The mix of teacher's quality, tool set and methodology of teaching should be appropriate to the subject. What is suitable for one subject, say language, is unsuitable for another subject, say physics. One cannot use a cookie-cutter formula that is universally applicable to every subject.

2. Good schools balance long term and short term objectives of learning 

Because school performance directly impacts the admissions in graduate and other important courses, it is imperative that the school also enables the student to perform well in 'time-based' exams and tests, while simultaneously enabling the student to 'gain' knowledge.

Both objectives are important to achieve for a learning-centric school. In 70', the exam papers were not as objective. We could learn a subject in-depth and hope to score good marks. But in todays's system of evaluation, the performance in exams have to be given a special guidance.

3. Good schools initiate a topic of a subject only after 'creating' interest

Without interest, one cannot 'understand' anything. This is the basic principle of learning. There are various methods of achieving this. Which methods school approach?

In schools with multi-age batch, a student observes other student taking an advance course because of which his interest is tickled. In Montessori method, an overall perspective is initially given so that the student can 'tie' the small picture with the bigger perspective and therefore get interested. In a primary school i have read of in Japan, every day all the topics to be covered are written on the blackboard at the start of the day so that students can chose and determine their own pace of work .

4. Good schools initiate students to self-create their knowledge

It is presumed that the purpose of teaching is to ensure that 'the knowledge in the head of the teacher' is transferred to the 'student's head'. Nothing is farther from the truth.

Learning happens only when the student 'uses the teacher's content' to self-construct his own knowledge by engaging with the topic. It is the student who 'self-constructs' knowledge. The teacher can only 'transfer the content' and create the right conditions for the student to 'engage with the topic'. If the topic for instance is Indian history, the teacher enables the conditions due to which student  understand the views both of the 'vanquished' ( Indians) and the 'victors' ( English), not just Indians. Without this self-construction, the students fail to gather differing point of views intrinsic in social world, and therefore miss 'knowledge'.

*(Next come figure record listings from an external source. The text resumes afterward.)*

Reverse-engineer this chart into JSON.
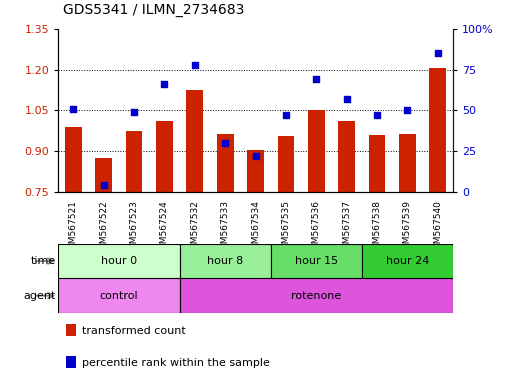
{
  "title": "GDS5341 / ILMN_2734683",
  "samples": [
    "GSM567521",
    "GSM567522",
    "GSM567523",
    "GSM567524",
    "GSM567532",
    "GSM567533",
    "GSM567534",
    "GSM567535",
    "GSM567536",
    "GSM567537",
    "GSM567538",
    "GSM567539",
    "GSM567540"
  ],
  "transformed_count": [
    0.99,
    0.875,
    0.975,
    1.01,
    1.125,
    0.965,
    0.905,
    0.955,
    1.05,
    1.01,
    0.96,
    0.965,
    1.205
  ],
  "percentile_rank": [
    51,
    4,
    49,
    66,
    78,
    30,
    22,
    47,
    69,
    57,
    47,
    50,
    85
  ],
  "ylim_left": [
    0.75,
    1.35
  ],
  "ylim_right": [
    0,
    100
  ],
  "yticks_left": [
    0.75,
    0.9,
    1.05,
    1.2,
    1.35
  ],
  "yticks_right": [
    0,
    25,
    50,
    75,
    100
  ],
  "ytick_labels_right": [
    "0",
    "25",
    "50",
    "75",
    "100%"
  ],
  "bar_color": "#cc2200",
  "dot_color": "#0000cc",
  "grid_color": "#000000",
  "time_groups": [
    {
      "label": "hour 0",
      "start": 0,
      "end": 4,
      "color": "#ccffcc"
    },
    {
      "label": "hour 8",
      "start": 4,
      "end": 7,
      "color": "#99ee99"
    },
    {
      "label": "hour 15",
      "start": 7,
      "end": 10,
      "color": "#66dd66"
    },
    {
      "label": "hour 24",
      "start": 10,
      "end": 13,
      "color": "#33cc33"
    }
  ],
  "agent_groups": [
    {
      "label": "control",
      "start": 0,
      "end": 4,
      "color": "#ee88ee"
    },
    {
      "label": "rotenone",
      "start": 4,
      "end": 13,
      "color": "#dd55dd"
    }
  ],
  "legend_items": [
    {
      "label": "transformed count",
      "color": "#cc2200"
    },
    {
      "label": "percentile rank within the sample",
      "color": "#0000cc"
    }
  ],
  "background_color": "#ffffff",
  "tick_label_color_left": "#cc2200",
  "tick_label_color_right": "#0000cc",
  "sample_col_bg": "#dddddd"
}
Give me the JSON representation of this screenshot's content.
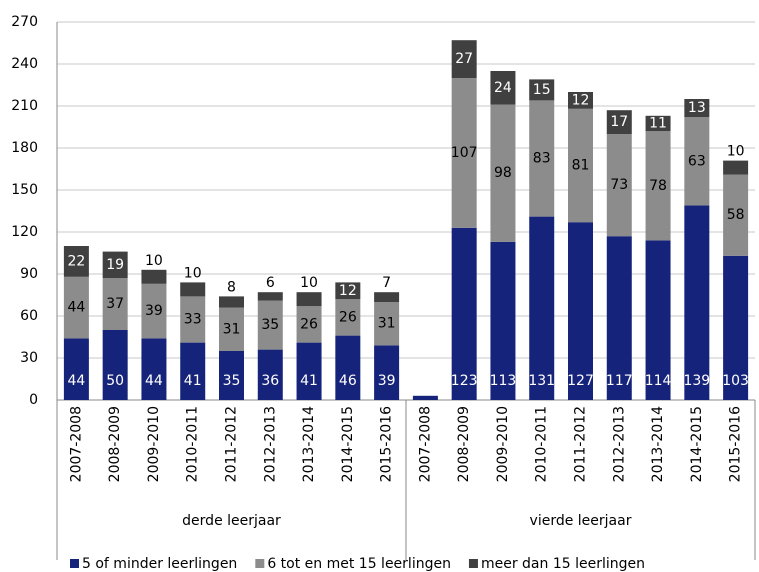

5. Good schools constantly verify if the teaching is delivering the intended result 

Teachers normally assume that a subject is learnt when they have 'taught'. It is forgotten that the subject is learnt, only when the student 'understands' it.

A school therefore has to design tests to measure student's understanding of a topic so that appropriate corrective mechanism can be immediately instituted by the teacher if the student is lagging. As we saw in the best school systems in the world, 33% of the students do not 'understand' a topic in the first time. Topical tests therefore measure teacher's progress, not student's progress.

Year-end exams have different purpose than that of 'topical tests'; year-end exams measure student's progress.Both progress have to be tracked. Very often, teacher's progress is not even measured; it is just ignored. Good schools do not ignore it !

How is your child's school rated on these five measures?